Thomas, Thomas, Tommaso, Tomás. Lyra swallowed. Thankfully, her apparently poorly masked turmoil didn’t capture Rohan’s attention for long. His gaze traveled languidly to the girl with those eyes.

“Savannah Grayson,” Rohan said, “meet Lyra Kane.”

Grayson. They have to be related. Lyra didn’t let herself dwell on that. “What, precisely, upset you?” Savannah aimed that question squarely at

Lyra. “Did you find something?” Savannah took a single step forward. “A hint?”

She even walked like him. Lyra had no intention whatsoever of answering Savannah’s question. And yet… “Notes. With my father’s name on them.” His names. “He’s dead.” Lyra’s voice sounded flat even to her own ears. “What the hell kind of hint is that?”

“I suppose it depends.” Savannah clearly didn’t consider Lyra’s question to be rhetorical. “Who was your father, and how did he die?”

Right for the jugular, Lyra thought. “Not a hint,” Rohan said airily.

“I don’t want to talk about my father,” Lyra told Savannah. “I sympathize.” Savannah didn’t sound all that sympathetic. “Not a hint,” Rohan coughed.

“Ignore him,” Savannah advised. “It’s good for the soul.”

“Easier said than done, love,” Rohan replied. “And…” He smirked. “Not a hint.”

“A dead man’s name didn’t just write itself.” Lyra focused all her frustration on Rohan. “The notes burst into flame. You really expect me to believe this isn’t the game makers’ idea of being clever? That it’s not some twisted part of the game?”

“I never said it wasn’t a part of the game,” Rohan replied. “Now did I?” Savannah swiveled her gaze toward him. “You said it wasn’t a hint.”
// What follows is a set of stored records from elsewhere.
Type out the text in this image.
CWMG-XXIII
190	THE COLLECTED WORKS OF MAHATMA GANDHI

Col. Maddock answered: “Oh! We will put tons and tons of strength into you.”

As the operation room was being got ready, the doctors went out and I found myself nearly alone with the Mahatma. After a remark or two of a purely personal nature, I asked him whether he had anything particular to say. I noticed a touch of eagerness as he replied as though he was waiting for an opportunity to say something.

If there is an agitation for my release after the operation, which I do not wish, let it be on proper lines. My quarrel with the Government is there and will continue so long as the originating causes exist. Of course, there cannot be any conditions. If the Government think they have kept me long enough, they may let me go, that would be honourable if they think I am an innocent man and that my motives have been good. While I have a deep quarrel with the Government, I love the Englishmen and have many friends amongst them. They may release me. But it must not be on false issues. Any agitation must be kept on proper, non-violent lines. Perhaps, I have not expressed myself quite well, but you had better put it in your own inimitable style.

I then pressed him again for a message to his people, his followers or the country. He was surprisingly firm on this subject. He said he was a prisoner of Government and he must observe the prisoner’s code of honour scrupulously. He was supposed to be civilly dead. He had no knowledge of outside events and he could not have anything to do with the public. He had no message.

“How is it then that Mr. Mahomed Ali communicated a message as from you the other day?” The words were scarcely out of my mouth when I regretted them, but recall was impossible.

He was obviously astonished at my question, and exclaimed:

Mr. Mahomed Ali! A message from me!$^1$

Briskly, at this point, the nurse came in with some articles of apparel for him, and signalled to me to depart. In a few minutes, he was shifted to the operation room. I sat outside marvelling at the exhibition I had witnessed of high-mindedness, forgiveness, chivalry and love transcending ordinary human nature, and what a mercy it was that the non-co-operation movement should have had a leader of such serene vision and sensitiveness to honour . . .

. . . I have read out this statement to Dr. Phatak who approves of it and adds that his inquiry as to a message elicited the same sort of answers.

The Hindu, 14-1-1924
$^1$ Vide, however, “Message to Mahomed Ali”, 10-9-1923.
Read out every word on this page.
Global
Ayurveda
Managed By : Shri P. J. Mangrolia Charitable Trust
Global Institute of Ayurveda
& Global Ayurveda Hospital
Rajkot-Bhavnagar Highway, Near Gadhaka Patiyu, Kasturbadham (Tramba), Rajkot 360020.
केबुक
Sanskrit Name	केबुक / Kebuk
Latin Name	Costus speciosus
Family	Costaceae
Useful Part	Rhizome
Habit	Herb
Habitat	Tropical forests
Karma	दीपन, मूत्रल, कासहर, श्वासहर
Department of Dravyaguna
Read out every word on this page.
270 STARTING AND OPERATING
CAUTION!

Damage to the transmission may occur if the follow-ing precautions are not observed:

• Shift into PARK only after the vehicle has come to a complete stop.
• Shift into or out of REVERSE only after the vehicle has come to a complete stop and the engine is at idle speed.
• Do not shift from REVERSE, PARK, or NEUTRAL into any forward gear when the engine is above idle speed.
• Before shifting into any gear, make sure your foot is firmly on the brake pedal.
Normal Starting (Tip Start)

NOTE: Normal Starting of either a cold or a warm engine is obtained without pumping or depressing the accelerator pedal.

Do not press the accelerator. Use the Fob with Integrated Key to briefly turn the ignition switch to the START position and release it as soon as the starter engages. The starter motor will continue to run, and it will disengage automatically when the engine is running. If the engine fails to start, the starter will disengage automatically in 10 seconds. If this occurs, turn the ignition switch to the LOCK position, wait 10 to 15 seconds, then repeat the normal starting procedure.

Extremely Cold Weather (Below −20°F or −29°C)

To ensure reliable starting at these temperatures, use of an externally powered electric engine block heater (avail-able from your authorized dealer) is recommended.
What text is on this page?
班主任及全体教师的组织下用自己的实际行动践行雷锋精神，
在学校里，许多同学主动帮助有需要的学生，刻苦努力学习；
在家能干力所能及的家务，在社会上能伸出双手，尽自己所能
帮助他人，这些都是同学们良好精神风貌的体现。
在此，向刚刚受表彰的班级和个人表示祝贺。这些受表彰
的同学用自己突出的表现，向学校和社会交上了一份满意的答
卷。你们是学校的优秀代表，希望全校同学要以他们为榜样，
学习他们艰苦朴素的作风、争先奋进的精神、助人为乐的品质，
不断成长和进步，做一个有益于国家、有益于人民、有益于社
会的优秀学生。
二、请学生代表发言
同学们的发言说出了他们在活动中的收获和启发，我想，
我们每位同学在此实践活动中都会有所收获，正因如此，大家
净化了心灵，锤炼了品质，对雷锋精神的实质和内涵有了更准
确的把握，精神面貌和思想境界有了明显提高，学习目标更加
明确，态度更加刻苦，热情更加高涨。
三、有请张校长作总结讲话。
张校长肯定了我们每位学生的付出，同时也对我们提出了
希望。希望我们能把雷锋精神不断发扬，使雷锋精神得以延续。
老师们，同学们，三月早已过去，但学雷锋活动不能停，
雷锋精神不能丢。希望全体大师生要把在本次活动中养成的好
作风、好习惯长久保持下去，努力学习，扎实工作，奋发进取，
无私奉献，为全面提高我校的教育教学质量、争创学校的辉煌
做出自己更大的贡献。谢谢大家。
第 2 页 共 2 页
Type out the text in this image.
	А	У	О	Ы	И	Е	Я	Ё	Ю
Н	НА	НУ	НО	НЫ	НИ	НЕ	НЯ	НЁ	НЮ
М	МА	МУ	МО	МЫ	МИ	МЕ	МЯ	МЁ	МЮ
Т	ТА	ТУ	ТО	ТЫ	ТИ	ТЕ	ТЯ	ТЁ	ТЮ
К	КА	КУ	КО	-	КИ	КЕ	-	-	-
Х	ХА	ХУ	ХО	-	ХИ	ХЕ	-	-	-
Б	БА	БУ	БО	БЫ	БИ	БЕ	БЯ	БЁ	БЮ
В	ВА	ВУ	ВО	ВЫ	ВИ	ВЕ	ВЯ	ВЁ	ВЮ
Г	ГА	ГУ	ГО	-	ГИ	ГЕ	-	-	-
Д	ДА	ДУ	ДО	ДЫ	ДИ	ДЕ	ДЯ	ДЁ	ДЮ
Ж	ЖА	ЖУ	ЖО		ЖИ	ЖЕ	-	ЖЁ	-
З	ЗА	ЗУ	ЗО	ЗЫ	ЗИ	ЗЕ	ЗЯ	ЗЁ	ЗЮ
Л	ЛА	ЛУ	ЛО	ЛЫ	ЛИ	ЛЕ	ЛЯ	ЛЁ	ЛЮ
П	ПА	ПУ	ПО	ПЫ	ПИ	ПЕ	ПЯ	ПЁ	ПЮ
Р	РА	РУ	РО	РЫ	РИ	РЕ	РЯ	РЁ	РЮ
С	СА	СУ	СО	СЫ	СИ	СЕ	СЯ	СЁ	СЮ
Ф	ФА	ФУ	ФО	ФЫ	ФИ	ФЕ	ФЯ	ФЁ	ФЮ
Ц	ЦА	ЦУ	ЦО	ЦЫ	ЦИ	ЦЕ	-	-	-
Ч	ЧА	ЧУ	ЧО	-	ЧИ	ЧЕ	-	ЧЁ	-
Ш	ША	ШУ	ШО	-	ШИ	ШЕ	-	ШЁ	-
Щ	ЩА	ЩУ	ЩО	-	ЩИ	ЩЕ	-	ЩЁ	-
“I also said that the makers of this game aren’t cruel. I don’t believe I made any such assessment of the other players—though I would wager, Lyra, that whoever smuggled in the supplies to set up this little display was hoping you would come across it a bit closer to sunset.”

Sunset. Lyra saw the meaning there. The curfew. “Distraction,” Lyra said. Sabotage. Rohan was suggesting that she’d been targeted by another player.

A player who somehow knew her father’s name. His names, plural.

“And just like that,” Rohan said, his fathomless brown eyes angling back toward Savannah’s once more, “the gloves come off.”